CAR CLINIC | Why valve timing is an intricate process you cannot ignore

Valve timing is the most important factor determining an engine's character.

A good illustration of this is provided by the following curious historical fact. In 1947 the Standard Motor Company of Britain introduced an inline four-cylinder petrol engine of 2,088cc.

This same engine was used in the Ferguson TE20 tractor, the Standard Vanguard sedan and the Triumph TR-X sports car. The essential thing that varied from one application to the other was the valve timing. By merely changing the valve timing the engine could be made into a slogger for the tractor, an all-rounder for the sedan or a sprinter for the sports car. That is what is meant by changing an engine's “character”.

To understand how this is achieved, we have to look at the meaning of the term valve timing. Recall that the valves are opened by the lobes on a rotating camshaft, driven from the crankshaft. The lobes either press directly on the valves to open them, or they do so through the intermediary of finger-type cam followers, or by means of pushrods and rockers. To simplify matters, we consider an engine with one inlet and one exhaust valve per cylinder. On the rotating camshaft there will be a particular lobe assigned to the inlet valve of No 1 cylinder and another lobe assigned to the exhaust valve of No  1 cylinder. This will be the case for each cylinder.  

Let us focus on one cylinder only. The purpose of valves is to enable the engine to breathe properly. During the intake stroke it must inhale enough air (on a diesel engine) or air/fuel mixture (on a petrol engine) to satisfy the power demand of the moment. This intake charge will then be compressed, and at a certain point combustion will be initiated. The heat generated will cause expansion of the charge, thus delivering the power stroke. Thereafter the spent charge has to be expelled during the exhaust stroke.  

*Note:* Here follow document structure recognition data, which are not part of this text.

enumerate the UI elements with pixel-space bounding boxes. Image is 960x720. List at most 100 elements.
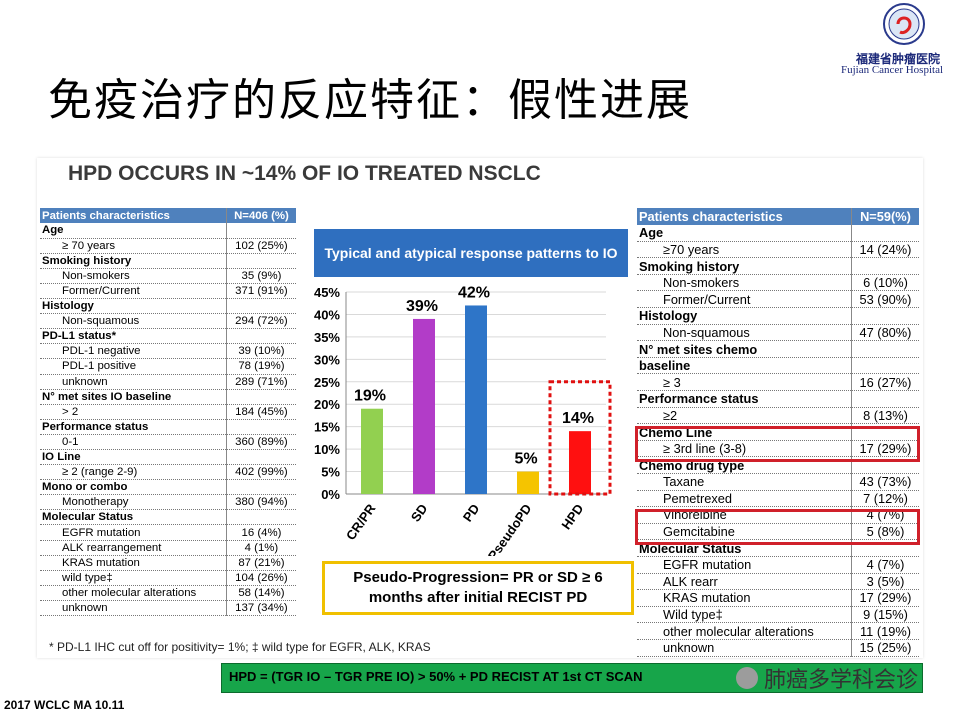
row-value: [226, 449, 296, 466]
row-label: Wild type‡: [637, 606, 852, 624]
section-row: Performance status: [637, 390, 919, 408]
panel-title: HPD OCCURS IN ~14% OF IO TREATED NSCLC: [68, 162, 541, 185]
row-label: Molecular Status: [40, 509, 227, 526]
row-label: Smoking history: [637, 257, 852, 275]
row-label: baseline: [637, 357, 852, 375]
section-row: Histology: [40, 298, 296, 315]
row-label: Age: [40, 223, 227, 239]
row-label: Performance status: [637, 390, 852, 408]
table-row: KRAS mutation 87 (21%): [40, 555, 296, 571]
y-tick-label: 30%: [314, 352, 340, 367]
row-label: Non-squamous: [40, 313, 227, 330]
section-row: Performance status: [40, 419, 296, 435]
row-label: KRAS mutation: [637, 589, 852, 607]
row-value: 47 (80%): [851, 324, 919, 342]
table-row: unknown 15 (25%): [637, 639, 919, 657]
row-label: Performance status: [40, 419, 227, 435]
row-value: 402 (99%): [226, 464, 296, 481]
table-row: unknown 289 (71%): [40, 374, 296, 390]
y-tick-label: 15%: [314, 420, 340, 435]
table-row: ≥ 2 (range 2-9) 402 (99%): [40, 464, 296, 481]
bar-pd: [465, 305, 487, 494]
row-label: Non-smokers: [637, 274, 852, 292]
row-label: ≥ 70 years: [40, 238, 227, 254]
row-value: 104 (26%): [226, 570, 296, 586]
table-row: Former/Current 53 (90%): [637, 290, 919, 309]
hpd-definition-bar: [221, 663, 923, 693]
row-label: EGFR mutation: [637, 556, 852, 574]
row-value: 6 (10%): [851, 274, 919, 292]
table-row: unknown 137 (34%): [40, 600, 296, 617]
wechat-watermark: 肺癌多学科会诊: [736, 663, 936, 693]
row-value: 137 (34%): [226, 600, 296, 617]
table-row: PDL-1 positive 78 (19%): [40, 358, 296, 375]
section-row: baseline: [637, 357, 919, 375]
row-label: EGFR mutation: [40, 524, 227, 541]
row-label: Mono or combo: [40, 479, 227, 496]
table-row: Monotherapy 380 (94%): [40, 494, 296, 511]
vinorelbine-gemcitabine-highlight: [635, 509, 920, 545]
row-value: [851, 224, 919, 242]
footer-citation: 2017 WCLC MA 10.11: [4, 698, 125, 712]
row-label: ≥70 years: [637, 241, 852, 259]
right-header-value: N=59(%): [851, 208, 919, 225]
row-label: N° met sites IO baseline: [40, 389, 227, 405]
right-header-label: Patients characteristics: [637, 208, 852, 225]
row-value: 4 (7%): [851, 556, 919, 574]
row-value: 289 (71%): [226, 374, 296, 390]
row-label: Histology: [40, 298, 227, 315]
data-label: 14%: [562, 410, 594, 427]
table-row: Non-smokers 6 (10%): [637, 274, 919, 292]
left-header-value: N=406 (%): [226, 208, 296, 224]
table-row: ≥70 years 14 (24%): [637, 241, 919, 259]
row-value: 9 (15%): [851, 606, 919, 624]
hpd-highlight-box: [548, 380, 612, 496]
row-value: 294 (72%): [226, 313, 296, 330]
table-row: KRAS mutation 17 (29%): [637, 589, 919, 607]
hospital-name-en: Fujian Cancer Hospital: [840, 64, 944, 76]
table-row: ALK rearr 3 (5%): [637, 573, 919, 591]
row-label: Former/Current: [40, 283, 227, 300]
row-label: Age: [637, 224, 852, 242]
row-label: ALK rearrangement: [40, 540, 227, 556]
row-value: 17 (29%): [851, 440, 919, 458]
row-value: 7 (12%): [851, 490, 919, 508]
section-row: IO Line: [40, 449, 296, 466]
row-label: ≥ 2 (range 2-9): [40, 464, 227, 481]
row-label: Non-squamous: [637, 324, 852, 342]
row-value: [851, 340, 919, 358]
response-pattern-bar-chart: 0% 5% 10% 15% 20% 25% 30% 35% 40% 45% 19% CR/PR 39% S…: [314, 284, 612, 556]
row-value: 16 (4%): [226, 524, 296, 541]
row-value: [851, 257, 919, 275]
row-label: unknown: [40, 374, 227, 390]
x-tick-label: PD: [460, 501, 483, 524]
row-label: Former/Current: [637, 290, 852, 309]
row-value: 58 (14%): [226, 585, 296, 601]
row-value: [226, 389, 296, 405]
row-value: 102 (25%): [226, 238, 296, 254]
row-value: 5 (8%): [851, 523, 919, 541]
y-tick-label: 45%: [314, 285, 340, 300]
table-row: > 2 184 (45%): [40, 404, 296, 420]
row-value: 14 (24%): [851, 241, 919, 259]
section-row: N° met sites IO baseline: [40, 389, 296, 405]
row-label: wild type‡: [40, 570, 227, 586]
table-row: Non-squamous 47 (80%): [637, 324, 919, 342]
bar-hpd: [569, 431, 591, 494]
row-value: 35 (9%): [226, 268, 296, 284]
row-value: [851, 307, 919, 325]
row-label: Non-smokers: [40, 268, 227, 284]
row-label: Histology: [637, 307, 852, 325]
table-row: 0-1 360 (89%): [40, 434, 296, 451]
pseudo-progression-box: Pseudo-Progression= PR or SD ≥ 6 months …: [322, 561, 634, 615]
right-table-header: Patients characteristics N=59(%): [637, 208, 919, 225]
y-tick-label: 25%: [314, 375, 340, 390]
row-value: [226, 223, 296, 239]
row-label: Monotherapy: [40, 494, 227, 511]
row-label: 0-1: [40, 434, 227, 451]
section-row: Age: [637, 224, 919, 242]
row-value: [226, 253, 296, 269]
table-row: ≥ 3rd line (3-8) 17 (29%): [637, 440, 919, 458]
chemo-line-highlight: [635, 426, 920, 462]
row-value: 15 (25%): [851, 639, 919, 657]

The amateur engineer may regard this as an easy objective to achieve: Position the lobes on the camshaft so that at the beginning of the intake stroke the inlet valve is opened, and it remains open until the valve spring closes it (as the rotating lobe releases its pressure) right at the end of the intake stroke. The exhaust valve remains closed for this half rotation of the crankshaft. For the next full rotation, as the piston moves first upward on the compression stroke and then downward on the power stroke, both valves remain shut.

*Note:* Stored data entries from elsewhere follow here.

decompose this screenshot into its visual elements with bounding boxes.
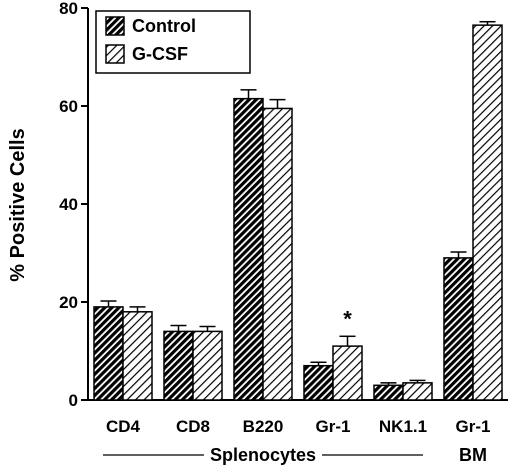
y-axis-label: % Positive Cells <box>7 128 29 281</box>
bar <box>402 382 433 401</box>
x-tick-label: NK1.1 <box>379 417 427 436</box>
bar <box>443 257 474 401</box>
x-tick-label: CD4 <box>106 417 141 436</box>
legend-swatch-gcsf <box>105 44 125 64</box>
annotations: * <box>343 306 352 331</box>
bar <box>373 384 404 401</box>
y-tick-label: 20 <box>59 293 78 312</box>
legend: Control G-CSF <box>95 10 251 74</box>
bar <box>163 330 194 401</box>
legend-label-control: Control <box>132 16 196 36</box>
legend-swatch-control <box>105 16 125 36</box>
bar <box>472 24 503 401</box>
group-labels: Splenocytes BM <box>103 445 487 465</box>
x-tick-label: B220 <box>243 417 284 436</box>
y-tick-label: 60 <box>59 97 78 116</box>
x-tick-label: Gr-1 <box>456 417 491 436</box>
bar <box>332 345 363 401</box>
legend-label-gcsf: G-CSF <box>132 44 188 64</box>
bars <box>93 20 503 401</box>
x-tick-label: Gr-1 <box>316 417 351 436</box>
y-tick-label: 0 <box>69 391 78 410</box>
bar <box>262 107 293 401</box>
category-labels: CD4 CD8 B220 Gr-1 NK1.1 Gr-1 <box>106 417 490 436</box>
bar <box>192 330 223 401</box>
bar <box>122 311 153 401</box>
group-label: Splenocytes <box>210 445 316 465</box>
bar <box>303 364 334 401</box>
bar <box>233 97 264 401</box>
y-tick-label: 80 <box>59 0 78 18</box>
y-tick-label: 40 <box>59 195 78 214</box>
group-label: BM <box>459 445 487 465</box>
bar <box>93 306 124 401</box>
x-tick-label: CD8 <box>176 417 210 436</box>
y-axis-ticks: 0 20 40 60 80 <box>59 0 88 410</box>
significance-marker: * <box>343 306 352 331</box>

Finally, as the crankshaft starts the last half revolution of its two rotation cycle, the exhaust valve's lobe on the camshaft is in precisely the right position to open the exhaust valve, which is then kept open (while the inlet valve is still closed) until the piston reaches its topmost position, at which point the exhaust valve is allowed to close abruptly. The cycle then repeats itself.  

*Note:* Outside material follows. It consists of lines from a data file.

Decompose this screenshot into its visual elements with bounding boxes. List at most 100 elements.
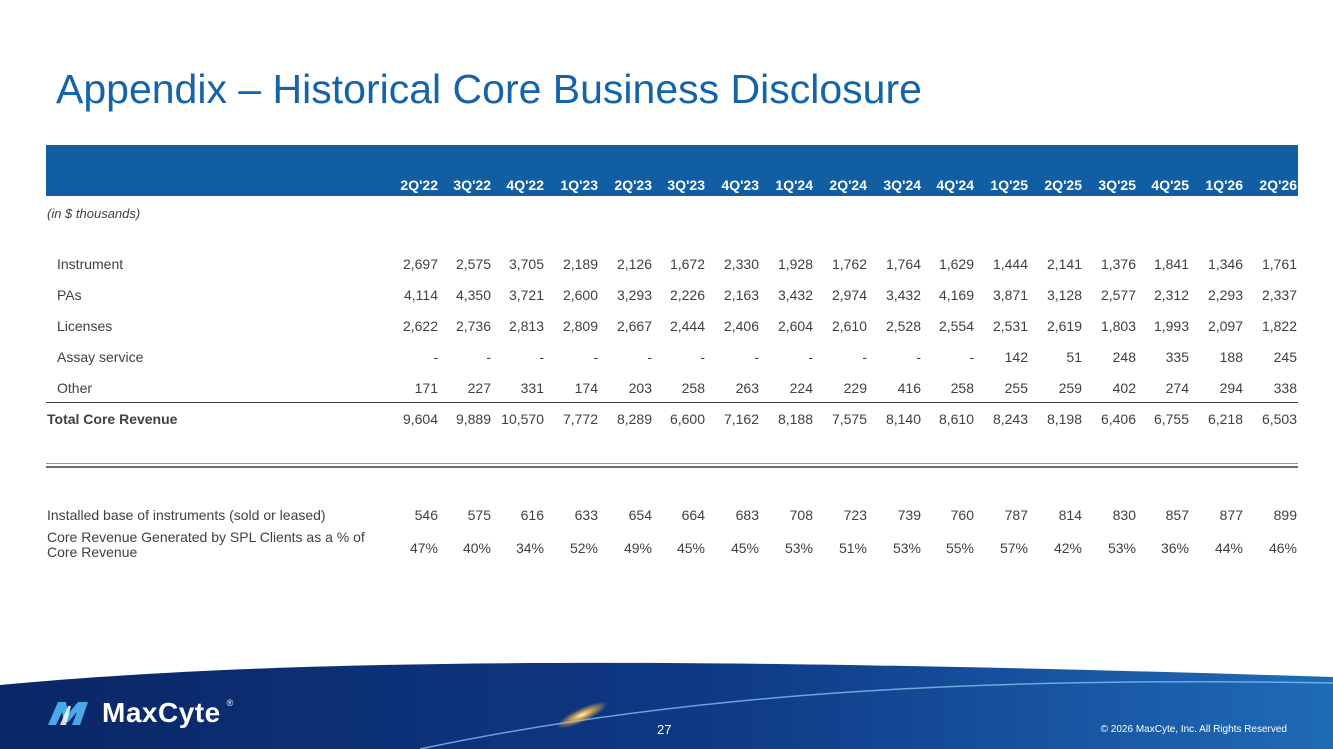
table-cell: 3,432 (885, 287, 921, 303)
table-cell: 331 (520, 380, 544, 396)
maxcyte-m-icon (48, 702, 88, 725)
table-cell: 1,346 (1207, 256, 1243, 272)
table-cell: 857 (1165, 507, 1189, 523)
table-cell: 8,198 (1046, 411, 1082, 427)
table-cell: 255 (1004, 380, 1028, 396)
table-cell: 258 (681, 380, 705, 396)
table-cell: 1,762 (831, 256, 867, 272)
copyright-text: © 2026 MaxCyte, Inc. All Rights Reserved (1100, 724, 1287, 735)
total-rule (46, 402, 1298, 403)
table-cell: 814 (1058, 507, 1082, 523)
table-cell: - (647, 349, 652, 365)
row-label: Total Core Revenue (47, 411, 178, 427)
table-cell: 9,889 (455, 411, 491, 427)
table-cell: 1,376 (1100, 256, 1136, 272)
table-cell: 42% (1053, 540, 1082, 556)
table-cell: - (433, 349, 438, 365)
table-cell: 1,672 (669, 256, 705, 272)
table-row: Total Core Revenue 9,604 9,889 10,570 7,772 8… (46, 408, 1298, 430)
table-cell: 45% (676, 540, 705, 556)
table-cell: 338 (1273, 380, 1297, 396)
table-cell: 3,705 (508, 256, 544, 272)
table-cell: 1,629 (938, 256, 974, 272)
table-cell: 760 (950, 507, 974, 523)
table-cell: 47% (409, 540, 438, 556)
table-cell: 3,128 (1046, 287, 1082, 303)
table-row: Installed base of instruments (sold or l… (46, 504, 1298, 526)
table-cell: 2,097 (1207, 318, 1243, 334)
quarter-header: 1Q'23 (560, 177, 598, 193)
table-row: Instrument 2,697 2,575 3,705 2,189 2,126 1,672… (46, 253, 1298, 275)
footer-swoosh (0, 662, 1333, 749)
table-cell: 53% (892, 540, 921, 556)
table-cell: 40% (462, 540, 491, 556)
table-cell: 1,444 (992, 256, 1028, 272)
quarter-header: 1Q'26 (1205, 177, 1243, 193)
row-label: PAs (57, 287, 82, 303)
table-cell: 8,289 (616, 411, 652, 427)
table-cell: 229 (843, 380, 867, 396)
quarter-header: 1Q'24 (775, 177, 813, 193)
quarter-header: 4Q'24 (936, 177, 974, 193)
table-cell: - (862, 349, 867, 365)
table-cell: 575 (467, 507, 491, 523)
table-cell: 7,575 (831, 411, 867, 427)
table-cell: 57% (999, 540, 1028, 556)
table-cell: 2,736 (455, 318, 491, 334)
table-cell: 1,764 (885, 256, 921, 272)
table-cell: 2,604 (777, 318, 813, 334)
quarter-header: 3Q'24 (883, 177, 921, 193)
table-cell: 174 (574, 380, 598, 396)
table-cell: 416 (897, 380, 921, 396)
table-cell: 654 (628, 507, 652, 523)
quarter-header: 4Q'22 (506, 177, 544, 193)
quarter-header: 2Q'24 (829, 177, 867, 193)
units-note: (in $ thousands) (47, 206, 141, 221)
table-cell: 3,293 (616, 287, 652, 303)
table-row: PAs 4,114 4,350 3,721 2,600 3,293 2,226 2,163 3,… (46, 284, 1298, 306)
table-cell: 2,809 (562, 318, 598, 334)
table-cell: 2,610 (831, 318, 867, 334)
table-cell: 2,293 (1207, 287, 1243, 303)
table-cell: 6,406 (1100, 411, 1136, 427)
table-cell: 6,503 (1261, 411, 1297, 427)
table-cell: 294 (1219, 380, 1243, 396)
table-cell: 2,575 (455, 256, 491, 272)
page-number: 27 (657, 722, 672, 737)
table-cell: 546 (414, 507, 438, 523)
row-label: Core Revenue Generated by SPL Clients as… (47, 529, 365, 560)
table-cell: - (969, 349, 974, 365)
table-cell: 2,337 (1261, 287, 1297, 303)
table-cell: 53% (1107, 540, 1136, 556)
table-cell: 51% (838, 540, 867, 556)
row-label: Instrument (57, 256, 124, 272)
revenue-table: 2Q'22 3Q'22 4Q'22 1Q'23 2Q'23 3Q'23 4Q'23 1Q'24… (46, 145, 1298, 560)
table-cell: 2,531 (992, 318, 1028, 334)
table-row: Assay service - - - - - - - - - - - 142 51 248 335 188 24… (46, 346, 1298, 368)
table-cell: 2,554 (938, 318, 974, 334)
row-label: Installed base of instruments (sold or l… (47, 507, 326, 523)
quarter-header: 3Q'22 (453, 177, 491, 193)
table-cell: 2,312 (1153, 287, 1189, 303)
table-cell: 830 (1112, 507, 1136, 523)
registered-mark: ® (226, 698, 234, 708)
table-cell: - (916, 349, 921, 365)
table-cell: 2,126 (616, 256, 652, 272)
row-label: Other (57, 380, 93, 396)
table-cell: 6,218 (1207, 411, 1243, 427)
table-cell: 227 (467, 380, 491, 396)
table-cell: 9,604 (402, 411, 438, 427)
page-title: Appendix – Historical Core Business Disc… (56, 66, 922, 112)
table-cell: - (808, 349, 813, 365)
table-cell: 2,226 (669, 287, 705, 303)
quarter-header: 2Q'23 (614, 177, 652, 193)
table-cell: 2,697 (402, 256, 438, 272)
table-cell: - (754, 349, 759, 365)
table-cell: - (700, 349, 705, 365)
quarter-header: 2Q'25 (1044, 177, 1082, 193)
table-cell: 258 (950, 380, 974, 396)
table-cell: 2,444 (669, 318, 705, 334)
table-cell: 2,189 (562, 256, 598, 272)
table-cell: 2,330 (723, 256, 759, 272)
table-cell: 739 (897, 507, 921, 523)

Unfortunately, mechanical engineering is not really the realm of amateurs. This engine will struggle to fill its cylinders adequately. In engineering jargon, it will have “poor volumetric efficiency”. Here's why. At 2,500 rpm the half revolution of the crankshaft during which the inlet valve is open lasts only 12 milliseconds. At 5,000 rpm we are looking at six milliseconds. The blink of an eye usually takes at least 100 milliseconds.

So before your eyelids have even started to move, the valve has opened and closed. During that time the intake charge has to be sucked from the inlet manifold into the combustion chamber, and then cut off again. There is simply not sufficient time to fill the cylinder properly, and the problem becomes more acute as the revs rise. 

To overcome this problem the lobes on the camshaft are located and shaped so the inlet valve is opened before the piston is at TDC (top dead centre) at the end of the exhaust stroke and the exhaust valve is kept open until after TDC. This tactic allows the last of the escaping exhaust gas to draw in the inlet charge faster. This means both valves are open simultaneously for a certain number of degrees of crankshaft rotation. This number of degrees is called valve overlap.

Similarly, at the end of the intake stroke, the inlet valve will remain open until after BDC (bottom dead centre) to extend the time available for the inrushing charge to fill the cylinder. Likewise the exhaust valve will open before the end of the power stroke to allow the still-expanding exhaust gas to start escaping.

In all cases the number of degrees of crankshaft rotation that should ideally be allowed for these extensions will depend on the revs. A slow-revving engine will need comparatively small numbers of degrees of extension — think of the tractor engine. A high-revving engine needs more degrees of extension to get proper filling of the cylinders — think of the sports car engine, which will perform well at high revs but idle poorly. The family sedan's “valve timing” must clearly be a compromise.

The ideal is obviously to make the valve timing adjustable by automatic control so at low revs it is tractor-like, and at high revs sportscar-like. This is where “Variable Valve Timing” (VVT) enters the picture. How this is achieved, continuously, without the driver even being aware of it, is a story for a different day.